De route gaat dwars door het gigantische golfdomein van Castiglion del Bosco, een 800 jaar oud landgoed waar beroemde Brunello-wijnen gemaakt worden, en waar het landschap 1 en al luxe uitstraalt. Dat betekent niet dat de wielrenner in de watten gelegd wordt. Integendeel. Castiglion del Bosco ligt op een heuvel.
En die ga je beklimmen. Een verkeersbord waarschuwt voor hellingshoek van 15%, over een kronkelend stoffig wit grindpad steil naar boven. Na een klim van 133 meter hoogte naar 500 meter hoogte op een afstand van amper 5 km kom je boven bij een adembenemend uitzicht.
In de afdaling kan je het afzien snel vergeten. Want voor je doemt Castelgiocondo op, een kerk met landhuis en daaromheen de uitgestrekte wijngaarden. Daar waar het landschap steeds schilderachtiger wordt, met het Castello di Poggio alle Mura als een kroon op het golvende wijndomein Banfi, kan je getuige zijn van de oogst van druiven die ooit in de flessen van de Brunello terecht zullen komen. Als je in september rijdt, tenminste.

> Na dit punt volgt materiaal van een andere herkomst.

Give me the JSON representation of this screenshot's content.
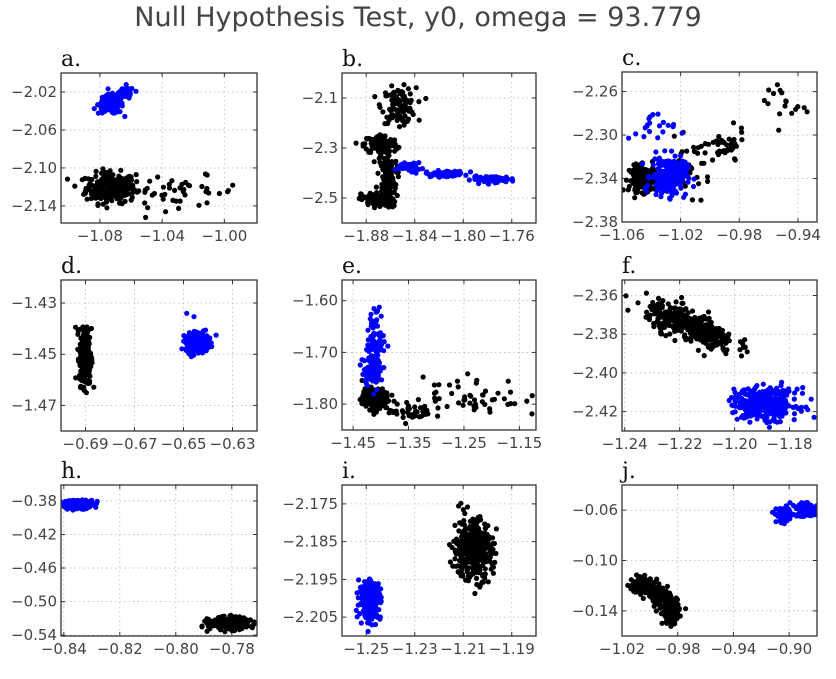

Even verder begint tussen rotswanden een volgende beklimming. Hier percentages tot 13%, opnieuw 5 km tot de top. Je komt een 1e keer boven op een klein plateau met wijngaard en werkelijke reuzen van olijfbomen met blaadjes witgrijs van het stof. Maar dan zie je voor je de échte heuveltop liggen, weer zo’n typische, geïsoleerde kegel met bovenaan een dorpje.
In Sant’Angelo del Colle, het dorpje op de top, staat een kraantje met drinkbaar water. Wat een godsgeschenk! Probeer de oude centra van de dorpjes binnen te rijden, want ze zitten vaak niet in de route. Maar het zijn parels.
De afdaling is niet te steil, gaat gewoon verder over wit grind en is dus een heerlijke roetsjbaan. In de verte ligt de prachtige Abazzia di Sant’Antimo, een 11e-eeuwse benedictijnenabdij. Monniken van deze abdij bouwden op een heuvel 10 km verderop een kerk, waarrond later het dorpje Montalcino ontstond.
Die 10 km moet je ook afleggen, een lastige beklimming over asfalt, tot aan de eindmeet: het 14e-eeuwe Fortezza di Montalcino, waarop je op bijna 600 meter hoogte een bijna 360° zicht krijgt over het wereldberoemde landschapsschilderij van de vallei.
2 comments
Mooi verslag. Ik ga daar binnenkort ook fietsen. Heb je GPX’en van Deel 1 en Deel 2 paraat?
Dank en groet,
Rick
Hey,
Mooie foto’s en beschrijving!
Zijn er gpx bestanden beschikbaar?
Heeft er iemand ervaring om met de fiets en trein richting Italië te reizen?